Tech News on G4
'Alan Wake' takes TV to another level
June 4, 2010
By John Powell - G4 Canada
Although the first season of 'Heroes' was darn close, nothing has ever topped 'Twin Peaks' or 'The X-Files' as two of my favourite television shows of all time, that is, if you discount 'Big Brother', 'Survivor' and 'The Amazing Race'.
For fans of flashlights, spooks and offbeat characters, Microsoft Game Studios' 'Alan Wake' incorporates the very best elements of that mystery-horror-sci-fi genre while also mixing in a whole lot of references to the works of both Stephen King and H.P. Lovecraft.
There's even a bit of 'Evil Dead' thrown in too. Groovy.
A blend of Fox Mulder and Thad Beaumont, Alan Wake is a best-selling horror author whose wife disappears while they are on vacation in the idyllic Bright Falls. In point of fact, the trip is therapy for Alan who is working his way through a severe case of writers' block. Like Twin Peaks and some of Stephen King's favorite settings in Maine, Bright Falls is not all that it seems. Beneath the tranquil streams and beyond the flourishing forests are dark secrets and even darker monstrosities. Only Alan, his agent Barry and some of the townsfolk are aware of the sinister forces at work behind the scenes. An force of nature of unknown origin known simply as the Dark Presence, has a disturbing hold over some living things in the town and the wilderness outside of it.

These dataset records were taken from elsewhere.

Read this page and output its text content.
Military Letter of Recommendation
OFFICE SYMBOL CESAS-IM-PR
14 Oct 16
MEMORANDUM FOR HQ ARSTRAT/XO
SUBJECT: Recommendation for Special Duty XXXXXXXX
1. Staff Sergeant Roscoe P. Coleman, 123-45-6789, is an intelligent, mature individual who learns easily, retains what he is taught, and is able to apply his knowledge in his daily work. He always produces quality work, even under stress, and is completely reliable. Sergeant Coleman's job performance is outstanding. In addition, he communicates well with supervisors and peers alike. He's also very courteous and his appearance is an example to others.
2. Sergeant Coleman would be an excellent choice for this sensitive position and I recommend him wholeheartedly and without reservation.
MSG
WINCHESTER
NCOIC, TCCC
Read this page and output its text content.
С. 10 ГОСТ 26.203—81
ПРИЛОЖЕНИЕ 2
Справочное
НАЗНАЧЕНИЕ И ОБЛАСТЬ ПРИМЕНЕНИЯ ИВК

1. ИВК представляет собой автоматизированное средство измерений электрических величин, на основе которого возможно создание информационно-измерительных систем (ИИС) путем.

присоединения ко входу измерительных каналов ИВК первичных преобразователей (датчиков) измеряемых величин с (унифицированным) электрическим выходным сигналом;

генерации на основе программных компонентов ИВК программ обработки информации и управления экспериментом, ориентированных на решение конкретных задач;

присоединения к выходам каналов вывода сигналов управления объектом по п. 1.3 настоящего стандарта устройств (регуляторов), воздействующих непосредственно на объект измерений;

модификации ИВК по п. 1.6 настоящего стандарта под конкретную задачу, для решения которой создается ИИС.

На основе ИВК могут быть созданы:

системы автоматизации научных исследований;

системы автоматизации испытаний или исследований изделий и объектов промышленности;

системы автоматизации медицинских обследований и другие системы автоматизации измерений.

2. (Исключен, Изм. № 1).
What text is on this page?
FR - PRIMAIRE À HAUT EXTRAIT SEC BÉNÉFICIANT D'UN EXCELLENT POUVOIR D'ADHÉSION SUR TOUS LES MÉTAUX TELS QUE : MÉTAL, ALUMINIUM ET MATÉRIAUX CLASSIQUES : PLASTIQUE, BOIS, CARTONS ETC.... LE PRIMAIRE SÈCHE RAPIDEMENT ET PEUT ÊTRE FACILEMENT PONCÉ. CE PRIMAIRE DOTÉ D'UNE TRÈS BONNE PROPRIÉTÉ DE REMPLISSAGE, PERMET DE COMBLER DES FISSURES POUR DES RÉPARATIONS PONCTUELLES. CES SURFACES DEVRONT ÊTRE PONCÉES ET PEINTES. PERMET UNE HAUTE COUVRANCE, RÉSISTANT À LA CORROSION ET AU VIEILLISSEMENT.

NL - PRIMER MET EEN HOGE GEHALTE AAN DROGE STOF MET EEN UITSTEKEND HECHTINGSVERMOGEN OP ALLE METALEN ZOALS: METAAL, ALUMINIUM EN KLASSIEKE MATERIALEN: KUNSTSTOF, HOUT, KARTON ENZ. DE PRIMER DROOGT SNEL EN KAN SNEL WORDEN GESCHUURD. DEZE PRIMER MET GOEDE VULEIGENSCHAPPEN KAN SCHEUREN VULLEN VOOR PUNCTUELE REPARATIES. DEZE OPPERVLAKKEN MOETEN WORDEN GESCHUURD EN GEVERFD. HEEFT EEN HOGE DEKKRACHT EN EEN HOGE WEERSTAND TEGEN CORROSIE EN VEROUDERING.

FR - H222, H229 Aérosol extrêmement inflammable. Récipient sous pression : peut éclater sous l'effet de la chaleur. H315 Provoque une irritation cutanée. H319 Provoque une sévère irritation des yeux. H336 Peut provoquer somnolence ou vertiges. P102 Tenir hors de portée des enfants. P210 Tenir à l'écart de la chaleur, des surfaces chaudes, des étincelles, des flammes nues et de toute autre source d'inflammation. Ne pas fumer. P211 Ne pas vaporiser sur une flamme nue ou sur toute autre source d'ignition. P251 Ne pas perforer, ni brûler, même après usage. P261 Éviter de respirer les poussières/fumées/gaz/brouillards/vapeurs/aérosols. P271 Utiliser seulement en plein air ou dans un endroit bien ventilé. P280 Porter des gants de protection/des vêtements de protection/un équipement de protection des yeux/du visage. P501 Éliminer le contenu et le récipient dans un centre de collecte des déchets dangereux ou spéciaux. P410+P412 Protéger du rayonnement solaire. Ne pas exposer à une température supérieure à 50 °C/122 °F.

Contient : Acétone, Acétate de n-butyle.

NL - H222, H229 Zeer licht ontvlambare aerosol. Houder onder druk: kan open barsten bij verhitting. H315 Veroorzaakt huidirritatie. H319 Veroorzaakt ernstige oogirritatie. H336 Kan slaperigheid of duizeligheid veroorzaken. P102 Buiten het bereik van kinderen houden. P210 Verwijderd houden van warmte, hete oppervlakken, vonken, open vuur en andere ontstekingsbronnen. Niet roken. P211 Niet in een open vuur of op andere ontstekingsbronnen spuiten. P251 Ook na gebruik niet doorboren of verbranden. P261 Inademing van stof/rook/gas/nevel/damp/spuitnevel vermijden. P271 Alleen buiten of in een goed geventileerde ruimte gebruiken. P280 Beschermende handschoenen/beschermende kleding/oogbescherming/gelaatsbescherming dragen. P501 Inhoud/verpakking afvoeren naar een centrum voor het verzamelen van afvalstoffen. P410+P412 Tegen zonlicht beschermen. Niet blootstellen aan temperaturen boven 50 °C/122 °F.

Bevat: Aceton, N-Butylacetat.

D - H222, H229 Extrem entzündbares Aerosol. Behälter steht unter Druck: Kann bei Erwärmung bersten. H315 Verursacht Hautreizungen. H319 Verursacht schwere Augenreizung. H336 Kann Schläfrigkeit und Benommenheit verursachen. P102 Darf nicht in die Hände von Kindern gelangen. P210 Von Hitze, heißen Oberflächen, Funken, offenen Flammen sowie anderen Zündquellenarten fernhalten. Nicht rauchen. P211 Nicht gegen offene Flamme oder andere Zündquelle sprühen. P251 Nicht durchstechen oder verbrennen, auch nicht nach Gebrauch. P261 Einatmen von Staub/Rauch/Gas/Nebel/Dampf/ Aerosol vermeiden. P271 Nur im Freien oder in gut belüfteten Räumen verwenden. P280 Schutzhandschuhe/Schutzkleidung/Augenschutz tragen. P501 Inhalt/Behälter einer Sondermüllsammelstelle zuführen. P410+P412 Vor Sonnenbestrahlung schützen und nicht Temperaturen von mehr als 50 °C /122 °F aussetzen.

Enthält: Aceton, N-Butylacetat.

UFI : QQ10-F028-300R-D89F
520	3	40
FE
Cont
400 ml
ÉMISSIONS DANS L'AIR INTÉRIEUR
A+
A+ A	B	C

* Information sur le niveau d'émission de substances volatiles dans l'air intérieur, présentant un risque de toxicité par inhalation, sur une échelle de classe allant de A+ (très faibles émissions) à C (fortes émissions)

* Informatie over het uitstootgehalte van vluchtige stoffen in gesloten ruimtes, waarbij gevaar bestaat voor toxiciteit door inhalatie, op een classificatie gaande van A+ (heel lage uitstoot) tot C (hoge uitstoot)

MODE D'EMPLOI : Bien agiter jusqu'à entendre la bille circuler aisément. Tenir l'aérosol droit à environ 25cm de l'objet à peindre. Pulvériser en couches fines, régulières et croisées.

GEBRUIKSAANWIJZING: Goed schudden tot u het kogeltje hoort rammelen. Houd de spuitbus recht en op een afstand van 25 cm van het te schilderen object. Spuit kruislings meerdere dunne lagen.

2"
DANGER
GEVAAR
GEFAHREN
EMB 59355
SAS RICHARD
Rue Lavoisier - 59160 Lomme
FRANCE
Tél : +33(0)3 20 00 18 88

'Alan Wake' is the embodiment of good versus evil, light versus dark. The most lethal weapon Alan has at his disposal is light itself. The concept lends itself to a whole new style of gameplay and when all is said and done this year, the use of light in the game will be one of the true gaming innovations of 2010.
Beaming out of flashlights, streetlights, buildings or just plain old sunlight, light not only holds monsters at bay, it also destroys them. Flashlight beams can immobilize creatures while at the same time weakening them, making them susceptible to damage from Alan's second weapon of choice, a trusty old firearm or flare gun. With limited ammo available throughout Bright Falls, sources of light are extremely precious when you have hordes of Taken chasing you with chainsaws, butcher knives and machetes. Streetlights and other sources of light are safe havens which will disintegrate the Taken upon contact.
Piece of advice, sometimes choosing flight over fight is indeed the wiser course of action.
It is bad enough you have to worry about the tangible threats but there are also unseen enemies that are just as deadly. Poltergeists and the Dark Presence itself will hurl cars, oil barrels, machinery or anything they can get their claws on to batter, brain and bash you to bits. Alan is capable of dodging attacks, although trying to side-step a flying bus is next to impossible. Giving Stephen King a respectful nod, tractors and even bulldozers come to life, all without a soundtrack by AC/DC.
For a large portion of 'Alan Wake' you will find yourself drifting through the wilderness outside of town heading to one destination or another, such as an abandoned mine or an old mill, as Taken stalk you. The gameplay is very repetitive. In addition to fending off Taken, there are some puzzles to be deciphered. The tasks are as complex as fixing a generator or using a crane to move some logs to putting on a pot of coffee or watching a television broadcast. The complex tasks are more frustrating than tricky.
'Max Payne' series writer Sam Lake has crafted a grandly suspenseful tale in 'Alan Wake'. Accentuated by authentically cinematic cutscenes which include sweeping dolly shots and fantastic cutaways, the game not only rivals any television series but gives the player/viewer a one-of-a-kind interactive experience. Presented as an episodic television series complete with cliff-hanger endings, recaps framed with the familiar voice-over refrain…"Previously on 'Alan Wake"… the structure makes "beating" each level so much more rewarding and the plot is so well written, it makes up for the rhythmic gameplay that some may find very dull.
'Alan Wake' not only has bridged the gap between television and video gaming, it is one of the best stories ever told and ever played in gaming history.